Executive Board The Asian Muslim Action Network (AMAN) Indonesia, Yuniyanti Chuzaifah yang hadir sebagai pembicara juga menekankan pentingnya keterlibatan perempuan dalam penyusunan kebijakan perlindungan global, sekaligus membangun gerakan dakwah yang memperkuat peran dan suara perempuan dalam perdamaian global.
“Kerangka kerja internasional Women, Peace, and Security (WPS) berdasarkan Resolusi Dewan Keamanan PBB 1325 mengedepankan 4 substansi utama, yaitu pencegahan, penanganan dan perlindungan, pengadilan dan pengukuhan, serta pemulihan dan pemberdayaan. Kerangka kerja ini mengakui perempuan bukan hanya sebagai korban, tetapi juga agen penting dalam perdamaian dan keamanan dunia. Perang atau pergerakan apapun tidak boleh lagi menempatkan perempuan sebagai target. Perempuan harus dilibatkan dan didengarkan dalam perumusan kebijakan perdamaian,” ujar Yuni.

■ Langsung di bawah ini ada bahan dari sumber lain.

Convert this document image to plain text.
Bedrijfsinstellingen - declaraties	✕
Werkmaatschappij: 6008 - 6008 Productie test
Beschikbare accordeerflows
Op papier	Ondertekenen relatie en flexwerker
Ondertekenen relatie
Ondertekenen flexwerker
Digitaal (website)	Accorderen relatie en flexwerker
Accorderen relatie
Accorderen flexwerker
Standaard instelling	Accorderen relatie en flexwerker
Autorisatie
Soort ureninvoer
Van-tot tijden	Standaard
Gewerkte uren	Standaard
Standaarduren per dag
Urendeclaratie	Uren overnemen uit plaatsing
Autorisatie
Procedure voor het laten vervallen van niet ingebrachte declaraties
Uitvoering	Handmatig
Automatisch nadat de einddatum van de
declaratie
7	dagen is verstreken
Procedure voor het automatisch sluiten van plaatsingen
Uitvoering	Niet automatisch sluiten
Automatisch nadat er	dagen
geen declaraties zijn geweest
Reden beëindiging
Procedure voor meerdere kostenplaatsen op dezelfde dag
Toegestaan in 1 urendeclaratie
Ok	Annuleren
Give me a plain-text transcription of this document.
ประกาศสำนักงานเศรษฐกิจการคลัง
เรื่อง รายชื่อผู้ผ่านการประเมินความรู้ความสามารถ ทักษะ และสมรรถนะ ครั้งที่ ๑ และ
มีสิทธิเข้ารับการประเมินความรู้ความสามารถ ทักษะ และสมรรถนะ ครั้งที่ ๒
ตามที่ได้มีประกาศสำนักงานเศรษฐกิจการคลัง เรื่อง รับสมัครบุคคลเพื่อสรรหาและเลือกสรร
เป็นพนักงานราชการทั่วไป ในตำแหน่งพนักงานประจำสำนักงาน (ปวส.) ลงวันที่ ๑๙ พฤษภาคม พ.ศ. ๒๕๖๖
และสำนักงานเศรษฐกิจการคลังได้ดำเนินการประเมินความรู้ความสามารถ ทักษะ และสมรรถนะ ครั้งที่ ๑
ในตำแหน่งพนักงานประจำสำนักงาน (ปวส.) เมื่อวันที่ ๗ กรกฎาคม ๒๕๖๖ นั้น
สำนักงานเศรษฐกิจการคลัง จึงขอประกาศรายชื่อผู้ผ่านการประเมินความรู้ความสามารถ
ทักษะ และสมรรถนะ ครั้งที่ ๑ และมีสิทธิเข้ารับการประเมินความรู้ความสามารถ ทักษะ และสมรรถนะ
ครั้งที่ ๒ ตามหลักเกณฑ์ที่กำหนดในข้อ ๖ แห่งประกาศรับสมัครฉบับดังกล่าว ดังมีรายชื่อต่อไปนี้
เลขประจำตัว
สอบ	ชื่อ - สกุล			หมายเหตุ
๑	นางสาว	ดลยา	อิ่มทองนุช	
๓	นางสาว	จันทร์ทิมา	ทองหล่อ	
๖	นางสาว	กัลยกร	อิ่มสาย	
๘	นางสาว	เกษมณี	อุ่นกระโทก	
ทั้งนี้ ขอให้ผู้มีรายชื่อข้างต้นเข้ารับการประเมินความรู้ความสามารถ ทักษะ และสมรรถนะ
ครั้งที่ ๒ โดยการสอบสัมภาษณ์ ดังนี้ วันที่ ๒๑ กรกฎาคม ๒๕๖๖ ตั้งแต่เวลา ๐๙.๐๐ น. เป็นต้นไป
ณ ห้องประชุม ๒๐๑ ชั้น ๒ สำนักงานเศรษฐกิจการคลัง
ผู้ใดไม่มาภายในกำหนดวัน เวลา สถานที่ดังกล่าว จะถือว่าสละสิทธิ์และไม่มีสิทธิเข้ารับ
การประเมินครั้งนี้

Dalam kesempatan yang sama, Rektor Universitas Islam Negari (UIN) Syarif Hidayatullah Jakarta, Asep Saepudin Jahar menyampaikan gerakan dakwah diharapkan menjadi instrumen kultural yang melibatkan perempuan dalam menciptakan perdamaian global.
“Diplomasi global saat ini gencar membangun keterlibatan perempuan, khususnya dalam konteks perdamaian. Melalui gerakan dakwah sebagai instrumen kultural Indonesia di dunia global, kami berharap isu – isu perlindungan dapat terlaksana dengan baik sehingga anak dan perempuan tidak lagi menjadi korban utama dalam konflik internasional,” ujar Asep.
Dalam sesi yang lain, Mantan Duta Besar Indonesia untuk Aljazair sekaligus Komisi Hubungan Luar Negeri dan Kerjasama Internasional Majelis Ulama Indonesia (MUI), Safira Machrusah menyoroti pentingnya diplomasi publik yang kiini diperluas melalui budaya, ruang sosial hingga dunia digital.
“Diplomasi kini tidak hanya dilakukan di ruang – ruang resmi atau oleh kalangan akademisi. Masyarakat pun bisa ikut berperan melalui para cendekia, pelaku budaya, diaspora, filantropis, hingga komunitas warga. Dakwah sebagai bagian dari diplomasi kultural Indonesia termasuk soft diplomacy yang melibatkan aktor non – negara, khususnya perempuan dalam membangun hubungan dan pengaruh antarnegara,” ungkap Safira.
Seminar yang digelar secara daring dan luring ini diakhiri dengan seruan memperkuat gerakan dakwah perempuan sebagai strategi diplomasi kultural yang mencerminkan karakter bangsa, seperti Islam yang moderat, toleran, serta menjunjung tinggi kemanusiaan.